Deferred tax assets are recognised to the extent that it is probable that taxable profit will be available against which the deductible temporary differences, the carry forward of unused tax credits and unused tax losses can be utilised. Income tax (Current and Deferred) relating to items recognised in the Statement of Profit and Loss except to the extent it relates to the items recognised directly in equity or other comprehensive income
Current tax assets and Current tax liabilities are offset, if a legally enforceable right exists to set of the recognised amounts and where it intends either to settle on a net basis, or to realise the asset and settle the liability simultaneously.
(xi) MAT:
Credit of MAT is recognised as an asset only when and to the extent there is convincing evidence that the Company will pay normal income tax during the specified period, i.e. the period for which MAT credit is allowed to be carried forward. In the year in which the MAT credit becomes eligible to be recognised as an asset, the said asset is created by way of a credit to the profit and loss account and shown as MAT credit entitlement.

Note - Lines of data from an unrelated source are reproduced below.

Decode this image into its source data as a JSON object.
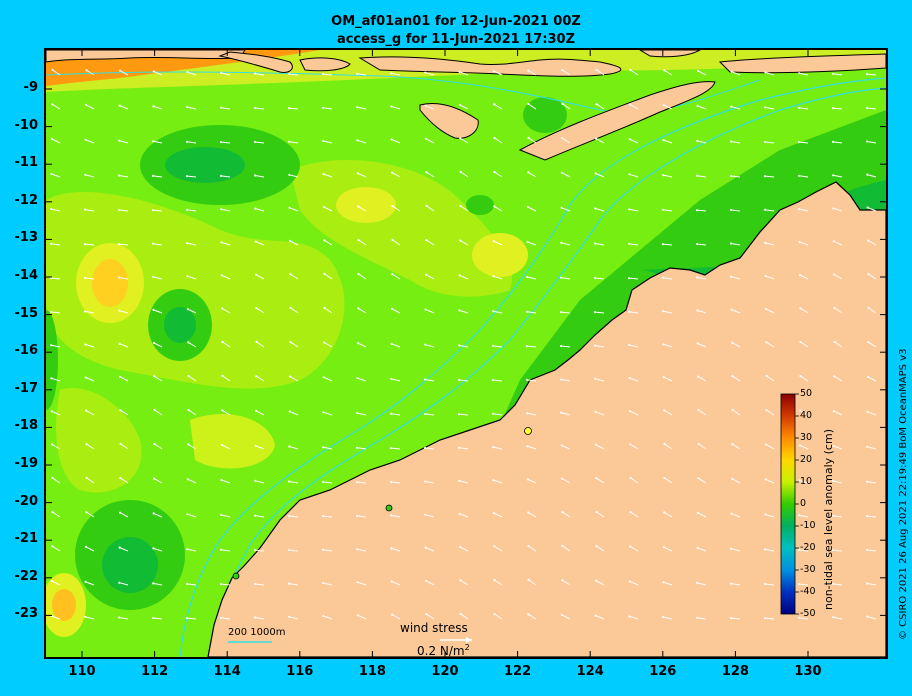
{
  "title_line1": "OM_af01an01 for 12-Jun-2021 00Z",
  "title_line2": "access_g for 11-Jun-2021 17:30Z",
  "lat_labels": [
    "-9",
    "-10",
    "-11",
    "-12",
    "-13",
    "-14",
    "-15",
    "-16",
    "-17",
    "-18",
    "-19",
    "-20",
    "-21",
    "-22",
    "-23"
  ],
  "lon_labels": [
    "110",
    "112",
    "114",
    "116",
    "118",
    "120",
    "122",
    "124",
    "126",
    "128",
    "130"
  ],
  "colorbar": {
    "label": "non-tidal sea level anomaly (cm)",
    "ticks": [
      "50",
      "40",
      "30",
      "20",
      "10",
      "0",
      "-10",
      "-20",
      "-30",
      "-40",
      "-50"
    ]
  },
  "legend": {
    "wind_title": "wind stress",
    "wind_value": "0.2 N/m",
    "wind_exp": "2",
    "contour_key": "200  1000m"
  },
  "credit": "© CSIRO 2021  26 Aug 2021 22:19:49 BoM OceanMAPS v3",
  "colors": {
    "background": "#00ccff",
    "land": "#fbc997",
    "coast": "#000000",
    "isobath": "#33e0e0"
  },
  "map_data": {
    "lon_range": [
      109,
      132
    ],
    "lat_range": [
      -8.1,
      -24
    ],
    "field": "non-tidal sea level anomaly (cm)",
    "scale_range": [
      -50,
      50
    ]
  }
}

(xii) Impairment of Non-Financial Assets:
The Management periodically assesses using external and internal sources whether there is any indication that an asset may be impaired. Impairment of an asset occurs where the carrying value exceeds the present value of the cash flow expected to arise from the continuing use of the asset and its eventual disposal. A provision for impairment loss is made when the recoverable amount of the asset is lower than the carrying amount.